Breaking Down Blogs

Doris Dippold (2009). Peer Feedback Through Blogs: Student and teacher perceptions in an advanced German class. ReCALL, 21 , pp 18-36

Article Review

With the proliferation of virtual learning platforms and the increasing accessibility of Web 2.0 authorship, the standalone blog may no longer be the object of intrigue it once was to educators. Yet the challenge of using blogs to rethink and redesign student assessment remains significant. In her study of an advanced German language class at a British university, Dippold (2009) asks if peer feedback in the class blog succeeded as an adjunct mode of assessment.

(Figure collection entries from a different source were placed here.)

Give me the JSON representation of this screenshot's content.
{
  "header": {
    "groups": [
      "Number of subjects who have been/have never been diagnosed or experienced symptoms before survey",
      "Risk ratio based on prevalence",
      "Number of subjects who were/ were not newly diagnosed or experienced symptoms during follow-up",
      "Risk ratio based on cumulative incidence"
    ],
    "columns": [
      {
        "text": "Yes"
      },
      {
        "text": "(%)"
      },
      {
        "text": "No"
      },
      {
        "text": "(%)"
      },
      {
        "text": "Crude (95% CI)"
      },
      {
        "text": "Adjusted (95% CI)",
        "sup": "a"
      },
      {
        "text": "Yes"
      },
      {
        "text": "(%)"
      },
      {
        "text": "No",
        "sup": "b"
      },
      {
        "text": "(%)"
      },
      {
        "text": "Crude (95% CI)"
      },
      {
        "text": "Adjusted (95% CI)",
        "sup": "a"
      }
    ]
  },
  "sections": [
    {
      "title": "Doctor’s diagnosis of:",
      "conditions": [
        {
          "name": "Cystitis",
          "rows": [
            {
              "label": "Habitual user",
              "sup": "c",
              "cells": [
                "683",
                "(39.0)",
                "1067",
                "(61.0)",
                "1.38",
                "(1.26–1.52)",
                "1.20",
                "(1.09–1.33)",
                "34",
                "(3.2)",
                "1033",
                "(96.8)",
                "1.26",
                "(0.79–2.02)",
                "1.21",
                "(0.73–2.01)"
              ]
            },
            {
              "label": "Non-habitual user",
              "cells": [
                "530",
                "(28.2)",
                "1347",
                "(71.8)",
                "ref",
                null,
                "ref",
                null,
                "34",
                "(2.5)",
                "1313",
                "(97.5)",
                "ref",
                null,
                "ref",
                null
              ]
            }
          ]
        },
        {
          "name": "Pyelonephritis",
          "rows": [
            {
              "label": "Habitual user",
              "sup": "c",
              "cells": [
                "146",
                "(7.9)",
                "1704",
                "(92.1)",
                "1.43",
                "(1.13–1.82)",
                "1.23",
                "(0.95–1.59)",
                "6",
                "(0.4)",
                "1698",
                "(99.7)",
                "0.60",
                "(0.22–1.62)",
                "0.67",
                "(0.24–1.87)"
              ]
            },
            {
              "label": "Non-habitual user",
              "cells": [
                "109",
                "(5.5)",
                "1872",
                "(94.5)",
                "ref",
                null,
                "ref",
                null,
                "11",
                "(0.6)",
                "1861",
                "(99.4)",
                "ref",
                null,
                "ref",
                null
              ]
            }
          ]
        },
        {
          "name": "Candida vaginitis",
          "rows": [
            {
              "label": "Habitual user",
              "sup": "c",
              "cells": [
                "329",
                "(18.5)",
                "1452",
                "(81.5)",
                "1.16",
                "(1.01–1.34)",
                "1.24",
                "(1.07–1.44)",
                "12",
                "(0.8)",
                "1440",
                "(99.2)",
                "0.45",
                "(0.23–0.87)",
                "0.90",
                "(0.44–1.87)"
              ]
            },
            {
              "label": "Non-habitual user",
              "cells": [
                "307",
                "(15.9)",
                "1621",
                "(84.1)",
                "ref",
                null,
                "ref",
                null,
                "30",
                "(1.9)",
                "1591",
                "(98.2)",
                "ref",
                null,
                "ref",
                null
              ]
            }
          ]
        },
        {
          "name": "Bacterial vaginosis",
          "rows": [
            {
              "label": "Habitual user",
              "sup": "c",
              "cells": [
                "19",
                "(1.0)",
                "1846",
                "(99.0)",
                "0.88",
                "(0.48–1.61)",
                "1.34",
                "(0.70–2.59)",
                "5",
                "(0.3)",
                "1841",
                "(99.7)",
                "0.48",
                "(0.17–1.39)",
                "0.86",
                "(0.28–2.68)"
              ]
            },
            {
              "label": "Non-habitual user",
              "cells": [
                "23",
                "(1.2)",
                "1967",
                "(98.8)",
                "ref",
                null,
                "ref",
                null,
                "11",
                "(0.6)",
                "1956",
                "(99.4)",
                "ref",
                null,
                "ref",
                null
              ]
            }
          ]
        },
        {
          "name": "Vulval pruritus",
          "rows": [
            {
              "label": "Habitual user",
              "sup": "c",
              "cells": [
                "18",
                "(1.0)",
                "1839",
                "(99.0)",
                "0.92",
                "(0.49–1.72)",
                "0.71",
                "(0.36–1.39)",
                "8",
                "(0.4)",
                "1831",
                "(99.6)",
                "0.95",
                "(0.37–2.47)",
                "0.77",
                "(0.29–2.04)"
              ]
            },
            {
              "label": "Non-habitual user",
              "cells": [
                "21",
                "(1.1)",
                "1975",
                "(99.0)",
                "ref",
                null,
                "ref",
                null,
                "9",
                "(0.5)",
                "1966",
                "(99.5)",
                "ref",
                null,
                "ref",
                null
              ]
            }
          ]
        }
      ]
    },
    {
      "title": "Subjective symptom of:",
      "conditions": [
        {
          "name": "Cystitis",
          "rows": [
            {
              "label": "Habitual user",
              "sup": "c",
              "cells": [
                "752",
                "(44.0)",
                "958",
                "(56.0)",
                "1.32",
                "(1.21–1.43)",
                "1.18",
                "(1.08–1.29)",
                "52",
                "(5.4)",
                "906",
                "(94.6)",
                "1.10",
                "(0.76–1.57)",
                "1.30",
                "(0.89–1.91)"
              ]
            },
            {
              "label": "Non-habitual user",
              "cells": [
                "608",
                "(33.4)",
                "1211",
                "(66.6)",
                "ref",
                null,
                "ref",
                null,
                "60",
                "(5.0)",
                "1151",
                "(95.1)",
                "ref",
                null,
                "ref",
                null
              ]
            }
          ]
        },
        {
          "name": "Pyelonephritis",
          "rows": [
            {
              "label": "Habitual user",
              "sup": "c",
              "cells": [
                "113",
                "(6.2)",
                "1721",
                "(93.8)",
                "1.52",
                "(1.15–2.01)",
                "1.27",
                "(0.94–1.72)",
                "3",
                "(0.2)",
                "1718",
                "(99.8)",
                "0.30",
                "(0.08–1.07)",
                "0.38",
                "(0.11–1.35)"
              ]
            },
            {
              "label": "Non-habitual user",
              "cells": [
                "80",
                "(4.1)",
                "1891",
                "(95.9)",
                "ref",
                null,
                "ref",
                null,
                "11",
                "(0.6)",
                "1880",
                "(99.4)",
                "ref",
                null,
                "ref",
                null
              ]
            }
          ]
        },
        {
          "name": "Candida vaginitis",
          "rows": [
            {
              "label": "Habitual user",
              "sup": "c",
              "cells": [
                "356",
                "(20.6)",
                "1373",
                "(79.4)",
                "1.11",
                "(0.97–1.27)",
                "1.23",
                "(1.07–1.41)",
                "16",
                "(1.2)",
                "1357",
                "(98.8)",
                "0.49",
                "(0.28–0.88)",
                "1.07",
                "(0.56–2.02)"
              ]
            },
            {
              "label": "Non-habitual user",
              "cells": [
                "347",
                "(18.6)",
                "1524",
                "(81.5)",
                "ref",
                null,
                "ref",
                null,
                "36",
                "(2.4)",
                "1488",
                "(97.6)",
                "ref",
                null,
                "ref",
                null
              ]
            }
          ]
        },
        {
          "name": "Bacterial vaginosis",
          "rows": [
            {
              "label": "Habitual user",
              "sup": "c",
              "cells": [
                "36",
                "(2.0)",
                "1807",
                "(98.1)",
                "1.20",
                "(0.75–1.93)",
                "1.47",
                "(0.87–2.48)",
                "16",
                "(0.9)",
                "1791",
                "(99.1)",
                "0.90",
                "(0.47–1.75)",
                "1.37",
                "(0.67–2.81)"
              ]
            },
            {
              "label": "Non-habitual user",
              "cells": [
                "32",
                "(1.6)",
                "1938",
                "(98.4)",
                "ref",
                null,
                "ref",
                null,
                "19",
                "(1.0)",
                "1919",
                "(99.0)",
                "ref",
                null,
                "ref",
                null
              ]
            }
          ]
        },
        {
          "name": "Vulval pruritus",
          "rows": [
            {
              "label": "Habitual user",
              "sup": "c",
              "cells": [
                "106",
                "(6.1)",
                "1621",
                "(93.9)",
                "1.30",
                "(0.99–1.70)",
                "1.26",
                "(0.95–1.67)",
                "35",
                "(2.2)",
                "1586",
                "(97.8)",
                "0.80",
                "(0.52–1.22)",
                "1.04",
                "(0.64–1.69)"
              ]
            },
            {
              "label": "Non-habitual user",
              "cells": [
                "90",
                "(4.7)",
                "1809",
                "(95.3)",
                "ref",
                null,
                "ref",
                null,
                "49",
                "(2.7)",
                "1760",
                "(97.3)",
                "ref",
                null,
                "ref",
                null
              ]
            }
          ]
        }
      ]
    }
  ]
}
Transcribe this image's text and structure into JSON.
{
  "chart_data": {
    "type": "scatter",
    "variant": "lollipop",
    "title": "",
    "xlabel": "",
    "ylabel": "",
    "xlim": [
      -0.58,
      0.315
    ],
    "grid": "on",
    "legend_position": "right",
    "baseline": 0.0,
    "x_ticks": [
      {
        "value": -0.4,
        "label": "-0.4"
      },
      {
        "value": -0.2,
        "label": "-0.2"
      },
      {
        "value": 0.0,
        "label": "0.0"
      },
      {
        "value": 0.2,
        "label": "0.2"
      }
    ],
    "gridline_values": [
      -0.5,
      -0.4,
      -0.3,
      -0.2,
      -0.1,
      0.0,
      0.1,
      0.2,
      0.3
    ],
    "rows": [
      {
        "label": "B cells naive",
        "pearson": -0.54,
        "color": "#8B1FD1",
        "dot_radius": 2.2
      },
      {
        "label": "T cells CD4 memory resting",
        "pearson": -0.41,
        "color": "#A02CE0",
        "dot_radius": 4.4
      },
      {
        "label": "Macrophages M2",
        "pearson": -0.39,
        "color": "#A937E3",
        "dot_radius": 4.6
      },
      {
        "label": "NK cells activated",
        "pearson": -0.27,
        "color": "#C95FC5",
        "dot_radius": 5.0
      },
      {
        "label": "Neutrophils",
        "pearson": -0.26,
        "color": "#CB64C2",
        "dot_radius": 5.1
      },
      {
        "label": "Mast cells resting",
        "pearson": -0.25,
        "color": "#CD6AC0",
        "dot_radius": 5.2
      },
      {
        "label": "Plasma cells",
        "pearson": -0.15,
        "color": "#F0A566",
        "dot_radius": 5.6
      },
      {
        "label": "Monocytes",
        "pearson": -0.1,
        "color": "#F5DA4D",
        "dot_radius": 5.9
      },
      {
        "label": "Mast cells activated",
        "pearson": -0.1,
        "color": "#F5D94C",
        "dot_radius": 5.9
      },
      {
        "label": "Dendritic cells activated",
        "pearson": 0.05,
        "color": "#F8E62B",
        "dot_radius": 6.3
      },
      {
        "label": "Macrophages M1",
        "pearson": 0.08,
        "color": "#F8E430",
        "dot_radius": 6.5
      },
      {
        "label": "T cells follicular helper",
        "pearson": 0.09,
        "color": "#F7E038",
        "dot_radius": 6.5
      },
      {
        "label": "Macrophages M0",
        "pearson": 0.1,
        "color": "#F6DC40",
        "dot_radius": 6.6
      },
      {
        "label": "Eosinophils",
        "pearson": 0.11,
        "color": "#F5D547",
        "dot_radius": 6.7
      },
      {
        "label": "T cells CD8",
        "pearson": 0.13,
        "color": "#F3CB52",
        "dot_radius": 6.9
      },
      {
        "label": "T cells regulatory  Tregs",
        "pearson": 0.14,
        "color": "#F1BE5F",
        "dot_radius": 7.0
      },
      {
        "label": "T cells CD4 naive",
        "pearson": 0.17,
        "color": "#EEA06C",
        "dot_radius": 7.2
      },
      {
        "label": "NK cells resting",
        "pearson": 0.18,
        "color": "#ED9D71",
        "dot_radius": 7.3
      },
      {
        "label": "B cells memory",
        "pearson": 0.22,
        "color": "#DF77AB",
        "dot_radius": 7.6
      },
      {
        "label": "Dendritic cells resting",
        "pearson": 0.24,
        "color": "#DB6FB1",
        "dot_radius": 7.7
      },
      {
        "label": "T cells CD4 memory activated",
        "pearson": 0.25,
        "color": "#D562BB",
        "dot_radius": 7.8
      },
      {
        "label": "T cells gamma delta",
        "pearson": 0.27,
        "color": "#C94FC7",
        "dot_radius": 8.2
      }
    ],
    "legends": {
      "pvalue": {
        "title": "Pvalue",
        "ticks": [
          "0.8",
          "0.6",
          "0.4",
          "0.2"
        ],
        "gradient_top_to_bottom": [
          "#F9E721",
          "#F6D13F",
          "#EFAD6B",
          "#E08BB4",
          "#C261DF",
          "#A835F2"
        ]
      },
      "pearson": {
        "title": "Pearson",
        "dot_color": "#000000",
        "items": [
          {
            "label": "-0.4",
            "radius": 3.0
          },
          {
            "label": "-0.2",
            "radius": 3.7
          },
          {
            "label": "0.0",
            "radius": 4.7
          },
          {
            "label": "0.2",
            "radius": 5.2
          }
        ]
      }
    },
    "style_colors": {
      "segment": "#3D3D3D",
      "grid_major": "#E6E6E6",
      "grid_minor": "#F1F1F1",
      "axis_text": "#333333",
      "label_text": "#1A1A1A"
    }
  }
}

As a whole, the class’ blog experiment (which lasted only one term) yielded some benefits, such as improving collaboration and class cohesion, but did not result in a robust, ongoing dialogue of peer review. Rarely did feedback (e.g. a comment)  morph into an extensive and inclusive dialogue. Students enjoyed being afforded perspectives on their work other than that of the teacher, but felt insecure or inadequate about critiquing or engaging with others’ blog posts. They expressed a “perceived lack of expertise, lack of specific guidance on how to give feedback and a fear of imposing” on their peers. This finding complicates that of Nicol and MacFarlane-Dick (2006), that peer review typically benefited the provider rather than the recipient of feedback. Moreover, the blog comments often shrank in size as well as quality if the German instructor had commented first, reinforcing Hewings’ and Coffin’s emphasis on the (altered) role of the tutor as a facilitator in a blog as opposed to a classroom (2007).

Dippold concedes that the project’s major shortcoming was that students were not trained to provide any sort of feedback, online or otherwise. While she identifies the key elements of such training for peer review in a blog, she does not further elaborate on what such training would look like.

Relevance to the EdLab!

Writing curricula for teachers that aim to more fully integrate blogs into course curricula through assessment is an important endeavor here at the EdLab (particularly with Understanding Fiscal Responsibility in mind). While the above course’s use of blogs might already seem slightly reductive (why mandate comments and close the blog off from the rest of the interweb?), the notion that engaging your peers’ online work requires training is nonetheless an interesting one. How well do the social, affective, and analytical elements of classroom, or face-to-face, peer review translate to a virtual setting? Maybe the EdLab’s recent presentation at the ICELW could offer some insight.